I think when most people say you should "live in the moment" they are actually espousing moving that direction on the spectrum, which can be beneficial, even if reaching the end of the spectrum likely isn't. The point of all this is that being more mindful of your surroundings and living in the moment is probably useful most the time, until it isn't, because you've gone too far, where too far depends on the location, company, and circumstances, so there's no real "correct" answer.
The reason I even broached this is because it was already alluded to in this exact same thread, with:
I think it's a question of balance. I was too far on the side of not living in the moment, and spending lots of time on what-if scenarios. I think that I might have veered too far to the other extreme now, and my capacity for empathy is suffering a little.

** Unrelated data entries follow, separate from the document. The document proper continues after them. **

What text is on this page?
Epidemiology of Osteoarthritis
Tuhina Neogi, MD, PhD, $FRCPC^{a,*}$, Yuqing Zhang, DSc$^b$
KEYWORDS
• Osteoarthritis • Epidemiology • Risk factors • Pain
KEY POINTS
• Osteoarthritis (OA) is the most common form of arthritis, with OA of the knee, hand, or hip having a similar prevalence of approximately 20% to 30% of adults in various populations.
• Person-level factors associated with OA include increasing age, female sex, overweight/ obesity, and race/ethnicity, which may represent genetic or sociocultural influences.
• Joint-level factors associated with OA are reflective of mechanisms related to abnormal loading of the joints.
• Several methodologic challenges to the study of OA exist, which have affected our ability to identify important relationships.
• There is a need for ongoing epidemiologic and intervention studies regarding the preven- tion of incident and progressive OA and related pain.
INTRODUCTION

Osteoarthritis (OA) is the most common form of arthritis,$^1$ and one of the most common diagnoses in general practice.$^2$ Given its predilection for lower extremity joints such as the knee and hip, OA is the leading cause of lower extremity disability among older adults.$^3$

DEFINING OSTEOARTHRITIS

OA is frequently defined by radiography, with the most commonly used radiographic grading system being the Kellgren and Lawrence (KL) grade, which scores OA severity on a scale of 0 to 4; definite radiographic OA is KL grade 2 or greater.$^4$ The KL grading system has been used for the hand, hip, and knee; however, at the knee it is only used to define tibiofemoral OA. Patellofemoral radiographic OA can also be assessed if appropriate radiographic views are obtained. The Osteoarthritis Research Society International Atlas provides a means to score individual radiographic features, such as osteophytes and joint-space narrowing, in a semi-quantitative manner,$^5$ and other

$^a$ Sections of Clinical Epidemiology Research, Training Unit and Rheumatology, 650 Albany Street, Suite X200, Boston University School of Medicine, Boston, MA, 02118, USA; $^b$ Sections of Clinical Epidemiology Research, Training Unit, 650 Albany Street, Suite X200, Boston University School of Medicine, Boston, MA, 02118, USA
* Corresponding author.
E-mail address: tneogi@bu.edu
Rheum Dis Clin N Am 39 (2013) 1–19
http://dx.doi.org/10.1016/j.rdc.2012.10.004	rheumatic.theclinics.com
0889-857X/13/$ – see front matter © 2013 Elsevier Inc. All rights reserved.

I can relate to that in some respects, even if only for aspects of my personality. In letting go of always being too overly concerned with exactly how I was perceived and interpreted when I was you to being able to let some of that go later in life, I noticed times where my not making sure to explain myself in extra detail probably left people thinking I was dismissive of their concerns (and there are probably plenty of times where I don't realize I was dismissive of their concerns, and I'm willing to bet that's more often now than in the past).
If it is 10AM and I need to plan for my meeting at 3PM, and I need to consider the needs of the person I am going to meet - all of these details exist in my mind "in the moment". I can use those stimuli in the moment to plan out everything I need, in the moment. Even though I plan something in the future, I move those plans in my mind which exist there as a moment, as images or words or etc.
Once you start practicing mindfulness or meditation, you very easily see these distinctions. Yes, there is a way to use those concepts in a literal sense in which "in the moment" would mean that you can never consider anything else than your immediate surroundings. However most spiritual teachings or meditation retreats or people who say that this thing has helped them in their life, mean it in a more practical way.
Perhaps "being in the moment" is not the best phrase to really explain what they mean here and there is a lot of space for confusion and misunderstanding. But it is just the phrase that they usually use.
I think that this is a false trade-off. Being "in the moment", or "present" doesn't mean turning off your brain and not planning for the future. It is possible to be present while you are planning for the future.
This amounts to, when planning, not being overly invested in emotionally anticipating the outcome of your plans. (Both good or bad, as anticipating the good will hurt your ego when the plan fails, and dreading the bad will hurt you now.)
I can comment on this for my wife who suffers from anxiety.
She is very good at planning because she needs to feel in control all the time. You are right that when things don't go as planned and the pressure ramps up she loses her control and makes poor decisions or no decision at all.
It's interesting to me as I am on the opposite side for most of the time.